The ukulele-building program started six years ago and is gaining more popularity among students.
"Students who want to take AP classes and have a full schedule now have the opportunity to build an instrument because they only have to schedule the class for one semester," Edwards noted.
"I'm so glad I got to build a ukulele. All of high school I have wanted to make one and it is something that I will take with me to college," said senior Jules Meeter.
The luthier program is partially funded by grants through the Sisters Folk Festival and is supported by the school district, volunteers, Breedlove Guitar and Bowerman Guitars.
"The students started building these instruments with a whole bunch of heart and a can-do mentality. Over time it has developed to one of the finest luthier programs in the country," said the creative director for Sisters Folk Festival, Brad Tisdel.
Cosby is the teacher and mentor of the woods programs at Sisters High School and has been teaching the program since the beginning.
"I don't love building guitars; it's low on the list of things I like to do," he said. "I really like the connection I create with the kids. There is at least a four-year story behind each one of the kids that build guitars. They get to start on something really hard and see it through till the end and will pass on their guitars to grandkids."
Many of the students came to the showcase after just finishing their guitars that same day.
"I finished my guitar five minutes ago and just learned how to play a three-chord song," said graduating senior Will Werts. Werts also told The Nugget that "I like seeing how raw materials looked from start to finish. It was an amazing opportunity to create a playable instrument that I will keep forever."
Bill MacDonald has been a volunteer and teacher for 10 years with the luthier program at the high school. He says he's enjoyed watching the program grow and evolve.
Students spend countless hours in the wood shop building their guitars and ukuleles, and came in outside of school hours to create the best instruments they could. Students taught themselves to use various computer programs including using a CNC machine, a controlled router that can be programed to cut specific designs. Every inlay or rosette (the design that surrounds the sound-hole) is created out of pearl, stone, shell, or abalone. Senior Will Miner helped every student create their inlay on the CNC machine, whether it be making the design or putting it on the guitar.

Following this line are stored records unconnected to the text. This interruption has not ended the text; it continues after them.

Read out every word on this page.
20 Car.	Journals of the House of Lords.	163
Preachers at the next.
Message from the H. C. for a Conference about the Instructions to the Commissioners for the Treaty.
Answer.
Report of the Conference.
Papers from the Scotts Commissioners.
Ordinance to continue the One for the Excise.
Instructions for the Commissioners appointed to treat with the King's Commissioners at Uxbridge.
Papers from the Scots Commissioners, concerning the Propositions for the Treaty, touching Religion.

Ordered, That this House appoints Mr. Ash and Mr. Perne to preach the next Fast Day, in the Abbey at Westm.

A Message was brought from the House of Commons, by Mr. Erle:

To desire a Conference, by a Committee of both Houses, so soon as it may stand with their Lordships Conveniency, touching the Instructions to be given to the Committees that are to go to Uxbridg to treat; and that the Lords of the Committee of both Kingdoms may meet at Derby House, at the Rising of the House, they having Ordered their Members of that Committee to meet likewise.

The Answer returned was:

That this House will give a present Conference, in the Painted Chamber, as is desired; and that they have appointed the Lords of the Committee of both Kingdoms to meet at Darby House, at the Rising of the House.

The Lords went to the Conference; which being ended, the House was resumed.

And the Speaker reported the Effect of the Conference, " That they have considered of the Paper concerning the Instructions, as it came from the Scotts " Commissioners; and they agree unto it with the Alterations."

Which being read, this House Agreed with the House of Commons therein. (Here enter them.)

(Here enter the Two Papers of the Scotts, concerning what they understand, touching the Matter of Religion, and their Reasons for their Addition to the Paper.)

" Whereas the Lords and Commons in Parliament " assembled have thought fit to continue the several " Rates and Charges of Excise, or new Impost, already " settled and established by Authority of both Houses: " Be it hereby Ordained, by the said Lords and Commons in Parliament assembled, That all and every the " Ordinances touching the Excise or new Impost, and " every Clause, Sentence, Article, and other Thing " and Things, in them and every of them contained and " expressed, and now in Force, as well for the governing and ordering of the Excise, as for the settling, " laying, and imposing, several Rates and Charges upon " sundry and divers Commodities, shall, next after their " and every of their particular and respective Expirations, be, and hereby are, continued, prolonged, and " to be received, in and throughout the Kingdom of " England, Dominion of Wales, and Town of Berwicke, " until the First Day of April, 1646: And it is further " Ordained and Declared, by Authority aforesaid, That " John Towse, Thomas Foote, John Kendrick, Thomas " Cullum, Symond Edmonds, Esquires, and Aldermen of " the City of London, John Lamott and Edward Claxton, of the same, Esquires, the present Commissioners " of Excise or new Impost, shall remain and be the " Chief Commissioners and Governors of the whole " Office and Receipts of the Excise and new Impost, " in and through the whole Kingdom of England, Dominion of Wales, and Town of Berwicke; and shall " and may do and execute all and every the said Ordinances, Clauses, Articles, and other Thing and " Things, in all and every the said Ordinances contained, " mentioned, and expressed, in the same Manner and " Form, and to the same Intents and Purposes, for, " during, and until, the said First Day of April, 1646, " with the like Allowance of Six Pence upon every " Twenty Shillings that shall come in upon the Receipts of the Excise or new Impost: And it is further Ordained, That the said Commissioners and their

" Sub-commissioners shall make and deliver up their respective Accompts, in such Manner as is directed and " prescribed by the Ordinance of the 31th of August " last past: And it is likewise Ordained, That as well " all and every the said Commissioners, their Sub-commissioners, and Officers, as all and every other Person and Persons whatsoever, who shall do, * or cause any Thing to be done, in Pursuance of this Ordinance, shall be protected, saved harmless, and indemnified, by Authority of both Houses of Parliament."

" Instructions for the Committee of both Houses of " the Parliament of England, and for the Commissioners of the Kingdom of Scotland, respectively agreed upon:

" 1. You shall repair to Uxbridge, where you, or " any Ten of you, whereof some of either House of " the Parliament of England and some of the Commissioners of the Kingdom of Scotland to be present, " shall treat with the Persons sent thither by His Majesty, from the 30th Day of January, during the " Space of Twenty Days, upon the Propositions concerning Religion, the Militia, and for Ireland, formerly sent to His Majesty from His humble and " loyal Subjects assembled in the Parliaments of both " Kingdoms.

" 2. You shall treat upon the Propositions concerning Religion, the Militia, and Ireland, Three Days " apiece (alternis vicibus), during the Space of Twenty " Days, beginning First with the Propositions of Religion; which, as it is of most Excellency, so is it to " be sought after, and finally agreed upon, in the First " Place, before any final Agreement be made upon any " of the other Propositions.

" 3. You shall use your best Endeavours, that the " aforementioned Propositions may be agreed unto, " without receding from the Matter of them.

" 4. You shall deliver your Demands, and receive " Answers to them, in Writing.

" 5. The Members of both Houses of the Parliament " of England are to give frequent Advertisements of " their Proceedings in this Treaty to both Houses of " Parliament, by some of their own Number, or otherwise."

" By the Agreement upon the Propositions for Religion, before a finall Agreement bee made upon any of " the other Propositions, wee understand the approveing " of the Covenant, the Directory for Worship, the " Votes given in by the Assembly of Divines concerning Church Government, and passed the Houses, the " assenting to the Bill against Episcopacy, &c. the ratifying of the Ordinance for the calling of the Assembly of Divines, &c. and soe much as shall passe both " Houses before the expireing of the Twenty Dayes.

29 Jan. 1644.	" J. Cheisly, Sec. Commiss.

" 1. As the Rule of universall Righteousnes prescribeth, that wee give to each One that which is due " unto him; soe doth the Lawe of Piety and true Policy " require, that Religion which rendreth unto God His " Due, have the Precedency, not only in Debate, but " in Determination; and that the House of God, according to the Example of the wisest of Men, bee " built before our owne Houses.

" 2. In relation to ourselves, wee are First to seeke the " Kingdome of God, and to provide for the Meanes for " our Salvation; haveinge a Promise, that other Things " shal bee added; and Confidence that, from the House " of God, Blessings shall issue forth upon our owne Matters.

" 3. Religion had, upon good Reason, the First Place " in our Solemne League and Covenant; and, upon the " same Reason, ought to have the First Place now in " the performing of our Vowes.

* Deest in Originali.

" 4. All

"I feel like I am now related to Will after spending so much time together," said Cosby.
Every student in the class helped each other create the best sounding and looking instruments they could during the span of nine months.
Ryan Funk and Brandon Ermatinger were able to play their hand-built guitars at the graduation ceremony for the senior song.
"I built this guitar with the help of all the volunteers, and Cosby, and I am so blessed to have been able to build a guitar that sounds amazing," said Ermatinger.
The evening continued with a presentation by each one of the student groups that worked together to build their guitars. Many of the students explained special parts on their guitar from the unique head-stock shape, or design inlays on the rosette. A few of the students built their guitars for somebody else. Nika Chick built her guitar for her mom for Mother's Day, and Miner built a left-handed guitar for his dad. The evening ended with students, led by Tisdel, performing "Three Little Birds" by Bob Marley on their hand-built guitars.